Martin Luther was caught in such an idea. For around five years, Luther labored as a monk, determined to follow the church rituals to the letter. He wanted desperately to feel saved, to feel forgiven. The weight of his sins that separated him from the Father was crushing to him. He felt a clear conscious, a clean slate, only as long as it took the next thought to come into his head. He wrote later of that time that if anyone were to get to heaven by their monkery, it would have been him. In a wonderful twist of providence, he was appointed to teach the Bible study class at the new university in Wittenberg, Germany. Because Luther always threw himself into whatever was before him and because he was now being looked to as an authority, he became a voracious student of the Word. That was when his eyes were opened to the reality of relationship with God — that God did not ask us to work our way to heaven. All that was required was that we come to him with empty hands and a believing heart, a heart that accepted his gift of forgiveness through belief in His Son. There is nothing so dark that the grace of the Lord can not cover. Finally, Luther had his clean slate. His revolution in thinking caused a worldwide revolution that only the Almighty could have foreseen. A clean slate, a truly clean slate, IS an invigorating idea, but it’s so much more than that.

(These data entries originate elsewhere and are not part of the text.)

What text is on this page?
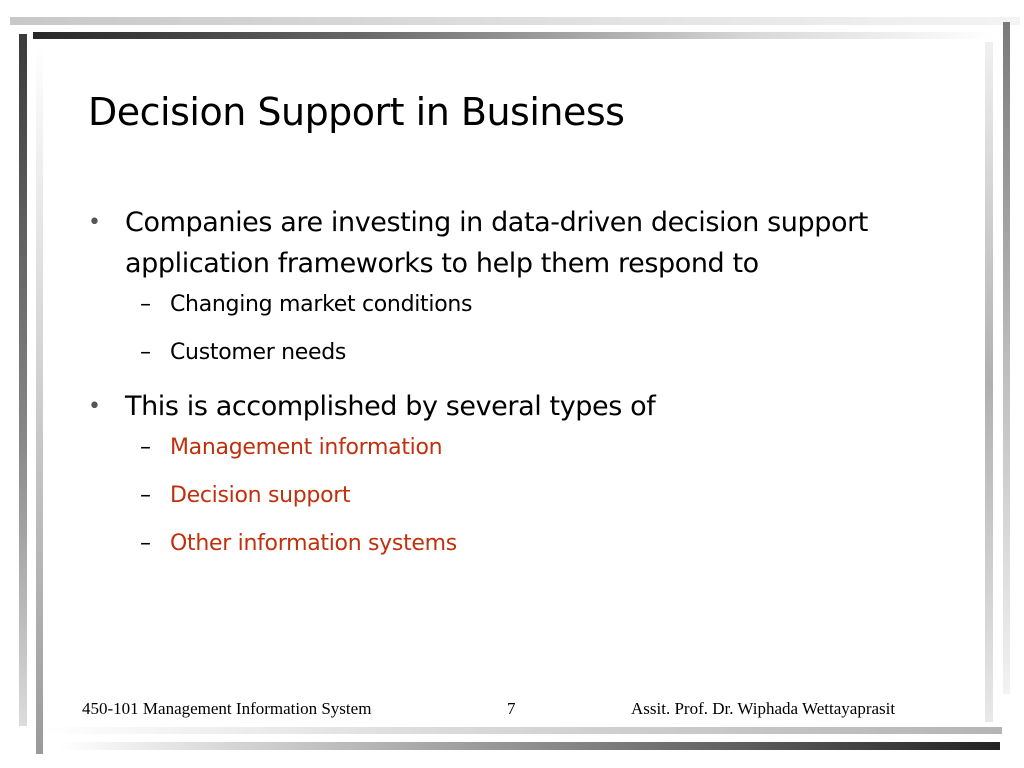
Decision Support in Business
• Companies are investing in data-driven decision support application frameworks to help them respond to
– Changing market conditions
– Customer needs
• This is accomplished by several types of
– Management information
– Decision support
– Other information systems
450-101 Management Information System	7	Assit. Prof. Dr. Wiphada Wettayaprasit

I had my own desperate search for a clean slate. For years, I lived in a continual cycle of repentance and despair. I was in a pit of addiction so deep, I couldn’t see the light at the top. While I knew the truths that Luther didn’t discover until he began to teach the Bible study class, I didn’t understand their application until the Lion of Judah roared for me to return to relationship with him. He took me on a fifteen year journey that I certainly could not have foreseen — might have lost heart if I had. I experienced a lot of pain and undeniably glorious times as the Lord continued to unfold to me all that He is and all that I am as His child. Although mine and Luther’s story varies greatly in the details, both of our journeys blossomed when we finally understood that the grace of God covers all. He extends that grace to us because He loves us, and He wants us to love Him. Strangely enough, our hearts are the most full, the most satisfied when we do just that.
My desire for everyone that I know is to fully understand and experience the grace of God. I can not communicate in writing how deeply I desire that. I can describe the freedom I feel, freedom from a terrible burden I had no capacity to carry. I breathe more deeply and easier these days. I feel invigorated.
Happy New Year, everyone! Blessings to you and yours.